Activation of the spinal
phospholipase A(2) (PLA(2)) -
cyclooxygenase (COX) -
prostaglandin signaling pathway is widely implicated in nociceptive processing. Although the role of spinal COX
isoforms in
pain signal transmission has been extensively characterized, our knowledge of PLA(2)
enzymes in this cascade is limited. Among all PLA(2) groups, cytosolic
calcium-dependent PLA(2) group IVA (cPLA(2)IVA) appears to be the predominant PLA(2)
enzyme in the spinal cord. In the present study we sought to (i) characterize anatomical and cellular distribution and localization of cPLA(2)IVA in dorsal horn of rat spinal cord, (ii) verify efficacy and selectivity of intrathecal (IT) delivery of an
antisense oligonucleotide (AS) targeting rat cPLA(2)IVA
mRNA on spinal expression of this
enzyme, and (iii) examine the effect of down-regulation of spinal cPLA(2)IVA on peripheral tissue injury-induced
pain behavior. Here we demonstrate that cPLA(2)IVA is constitutively expressed in rat spinal cord, predominantly in dorsal horn neurons and oligodendrocytes but not in astrocytes or microglia.
Intrathecal injection of AS significantly down-regulated both
protein and gene expression of cPLA(2)IVA in rat spinal cord, while control missense
oligonucleotide (MS) had no effect. Immunocytochemistry confirmed that the reduction occurred in neurons and oligodendrocytes. cPLA(2)IVA AS did not alter expression of several other PLA(2)

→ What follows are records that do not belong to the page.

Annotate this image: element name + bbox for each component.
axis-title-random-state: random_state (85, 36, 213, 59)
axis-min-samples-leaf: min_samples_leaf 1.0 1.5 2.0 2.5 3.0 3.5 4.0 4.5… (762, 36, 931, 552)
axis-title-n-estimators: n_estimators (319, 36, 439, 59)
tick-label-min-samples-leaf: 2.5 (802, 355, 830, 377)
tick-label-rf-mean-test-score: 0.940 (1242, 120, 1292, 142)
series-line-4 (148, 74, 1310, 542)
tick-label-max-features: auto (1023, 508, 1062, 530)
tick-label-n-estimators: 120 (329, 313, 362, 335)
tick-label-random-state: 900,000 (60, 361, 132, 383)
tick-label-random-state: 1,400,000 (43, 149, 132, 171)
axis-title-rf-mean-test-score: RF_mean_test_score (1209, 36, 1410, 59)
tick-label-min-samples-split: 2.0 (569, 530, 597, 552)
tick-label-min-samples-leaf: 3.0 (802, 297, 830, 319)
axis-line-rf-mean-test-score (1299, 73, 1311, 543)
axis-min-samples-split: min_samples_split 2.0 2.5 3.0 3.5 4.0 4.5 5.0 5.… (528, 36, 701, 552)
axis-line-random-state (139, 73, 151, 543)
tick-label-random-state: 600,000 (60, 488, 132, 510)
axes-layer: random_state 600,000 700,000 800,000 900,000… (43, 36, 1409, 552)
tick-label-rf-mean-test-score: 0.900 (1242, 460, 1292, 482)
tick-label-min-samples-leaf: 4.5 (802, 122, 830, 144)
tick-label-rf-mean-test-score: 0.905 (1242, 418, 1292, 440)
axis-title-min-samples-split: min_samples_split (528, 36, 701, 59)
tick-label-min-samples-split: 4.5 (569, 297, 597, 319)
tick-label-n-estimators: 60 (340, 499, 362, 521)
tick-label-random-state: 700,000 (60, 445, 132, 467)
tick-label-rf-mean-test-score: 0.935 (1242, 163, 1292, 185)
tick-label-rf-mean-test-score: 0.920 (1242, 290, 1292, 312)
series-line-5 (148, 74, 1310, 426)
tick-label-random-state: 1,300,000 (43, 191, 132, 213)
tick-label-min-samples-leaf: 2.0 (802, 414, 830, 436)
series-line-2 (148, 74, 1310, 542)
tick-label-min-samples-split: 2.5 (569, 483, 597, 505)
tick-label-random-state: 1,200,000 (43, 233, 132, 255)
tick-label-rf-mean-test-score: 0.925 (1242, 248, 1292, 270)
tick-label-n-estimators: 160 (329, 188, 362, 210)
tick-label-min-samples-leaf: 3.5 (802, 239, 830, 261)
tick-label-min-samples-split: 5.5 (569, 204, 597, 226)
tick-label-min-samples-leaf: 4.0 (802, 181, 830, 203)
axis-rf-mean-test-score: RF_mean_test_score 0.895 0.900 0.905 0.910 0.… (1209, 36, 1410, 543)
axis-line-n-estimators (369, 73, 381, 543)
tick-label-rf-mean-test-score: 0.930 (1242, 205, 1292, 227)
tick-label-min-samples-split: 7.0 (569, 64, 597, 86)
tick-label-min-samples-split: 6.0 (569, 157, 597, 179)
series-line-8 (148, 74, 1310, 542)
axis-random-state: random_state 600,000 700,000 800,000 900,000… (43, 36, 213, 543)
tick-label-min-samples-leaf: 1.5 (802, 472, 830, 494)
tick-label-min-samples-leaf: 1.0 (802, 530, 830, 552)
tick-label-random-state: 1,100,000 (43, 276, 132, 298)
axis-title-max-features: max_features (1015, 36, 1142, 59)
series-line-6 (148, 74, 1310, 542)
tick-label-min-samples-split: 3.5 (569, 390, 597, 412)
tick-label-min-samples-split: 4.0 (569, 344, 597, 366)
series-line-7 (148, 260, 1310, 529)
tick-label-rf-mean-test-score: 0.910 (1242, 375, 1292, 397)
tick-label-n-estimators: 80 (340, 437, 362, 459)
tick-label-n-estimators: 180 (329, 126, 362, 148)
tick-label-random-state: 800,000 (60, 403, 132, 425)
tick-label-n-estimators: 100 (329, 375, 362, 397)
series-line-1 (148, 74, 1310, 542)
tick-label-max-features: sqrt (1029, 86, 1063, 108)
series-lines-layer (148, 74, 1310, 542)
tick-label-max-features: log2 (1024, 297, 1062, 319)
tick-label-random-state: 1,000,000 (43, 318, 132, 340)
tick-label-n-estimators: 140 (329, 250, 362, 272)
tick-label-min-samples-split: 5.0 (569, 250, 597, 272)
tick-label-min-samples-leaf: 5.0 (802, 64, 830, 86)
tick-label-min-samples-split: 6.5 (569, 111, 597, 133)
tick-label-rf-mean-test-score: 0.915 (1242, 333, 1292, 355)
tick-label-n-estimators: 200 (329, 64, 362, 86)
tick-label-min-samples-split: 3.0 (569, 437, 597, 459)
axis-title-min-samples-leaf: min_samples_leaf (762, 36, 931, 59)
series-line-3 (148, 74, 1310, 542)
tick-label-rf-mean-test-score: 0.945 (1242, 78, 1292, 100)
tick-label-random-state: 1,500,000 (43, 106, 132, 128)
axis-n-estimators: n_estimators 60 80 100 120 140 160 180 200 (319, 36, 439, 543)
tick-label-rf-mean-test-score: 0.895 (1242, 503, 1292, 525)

isoforms, such as secretory PLA(2) (groups IIA and V) and
calcium-independent PLA(2) (group VI), indicating that the AS was specific for cPLA(2)IVA. This selective knockdown of spinal cPLA(2)IVA did not change acute nociception (i.e. paw withdrawal thresholds to acute thermal stimuli and intradermal
formalin-induced first phase flinching), however, it significantly attenuated
formalin-induced
hyperalgesia (i.e. second phase flinching behavior), which reflects spinal sensitization. Thus the present findings suggest that cPLA(2)IVA may specifically participate in spinal nociceptive processing.